The Sqrrl Enterprise database software offers column, graph and document store capabilities to power big data applications. The product's real forte is its ability to scale up and provide data security at the cell level. The 1.1 release in June moved the product from limited release to general availability, as well as added advanced security tools and enhanced analytic capabilities.

The Cambridge, Mass.-based company raised $5.2 million in first-round financing in October, with investors Atlas Ventures and Matrix Partners leading the way.


CEO: Ali Kutay

WebAction offers a real-time big data server that IT organizations can use to acquire, process and deliver structured and unstructured data. The platform, according to the company, can filter, process, enrich and correlate data while it's still in motion -- all critical for next-generation, data-driven applications.

WebAction, based in Palo Alto, Calif., was founded in 2012. The company's CEO is Ali Kutay, who was CEO of Golden Gate Software before Oracle acquired it in 2009.

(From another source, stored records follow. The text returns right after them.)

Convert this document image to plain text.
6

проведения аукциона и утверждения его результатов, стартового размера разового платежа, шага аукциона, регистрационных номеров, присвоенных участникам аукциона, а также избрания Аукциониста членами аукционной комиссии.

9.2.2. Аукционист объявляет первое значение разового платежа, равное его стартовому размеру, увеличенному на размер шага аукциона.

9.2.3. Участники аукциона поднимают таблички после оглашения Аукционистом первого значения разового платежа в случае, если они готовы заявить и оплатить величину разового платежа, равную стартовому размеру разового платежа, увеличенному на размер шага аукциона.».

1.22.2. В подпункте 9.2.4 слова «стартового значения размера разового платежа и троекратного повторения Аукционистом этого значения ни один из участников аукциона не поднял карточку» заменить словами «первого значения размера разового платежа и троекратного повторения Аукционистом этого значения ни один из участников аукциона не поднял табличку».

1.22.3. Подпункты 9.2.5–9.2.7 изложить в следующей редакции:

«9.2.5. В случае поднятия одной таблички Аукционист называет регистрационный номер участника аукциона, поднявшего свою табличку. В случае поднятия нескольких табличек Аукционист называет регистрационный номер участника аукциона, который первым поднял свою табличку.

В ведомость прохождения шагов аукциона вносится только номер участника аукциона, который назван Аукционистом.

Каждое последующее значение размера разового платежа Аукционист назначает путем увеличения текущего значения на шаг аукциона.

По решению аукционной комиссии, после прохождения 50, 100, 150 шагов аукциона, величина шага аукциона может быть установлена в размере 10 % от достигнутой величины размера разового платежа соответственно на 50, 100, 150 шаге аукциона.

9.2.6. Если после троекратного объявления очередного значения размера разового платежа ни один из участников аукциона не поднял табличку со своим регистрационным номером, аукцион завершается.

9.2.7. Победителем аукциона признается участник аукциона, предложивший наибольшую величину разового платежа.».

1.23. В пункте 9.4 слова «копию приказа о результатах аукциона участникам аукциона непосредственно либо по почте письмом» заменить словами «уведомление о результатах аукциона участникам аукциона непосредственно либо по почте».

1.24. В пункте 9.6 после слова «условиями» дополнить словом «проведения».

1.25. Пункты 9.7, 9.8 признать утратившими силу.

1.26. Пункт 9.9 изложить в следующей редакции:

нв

In July, the company raised $11 million in second-round financing with venture capital firm Summit Partners leading the round.


CEO: Yaniv Mor

While Hadoop is quickly becoming the standard platform for working with big data, the open-source technology is notoriously difficult to work with. Xplenty offers a cloud Hadoop-as-a-Service and tools that data managers use to get the benefits of Hadoop without the hassle and complexity. That, according to Xplenty, makes the potential benefits of big data available to a wider audience of businesses.

Xplenty officially launched its software platform in April of this year. Based in Tel Aviv, Israel, the company was co-founded in 2011 by CEO Yaniv Mor and CTO Saggi Neumann.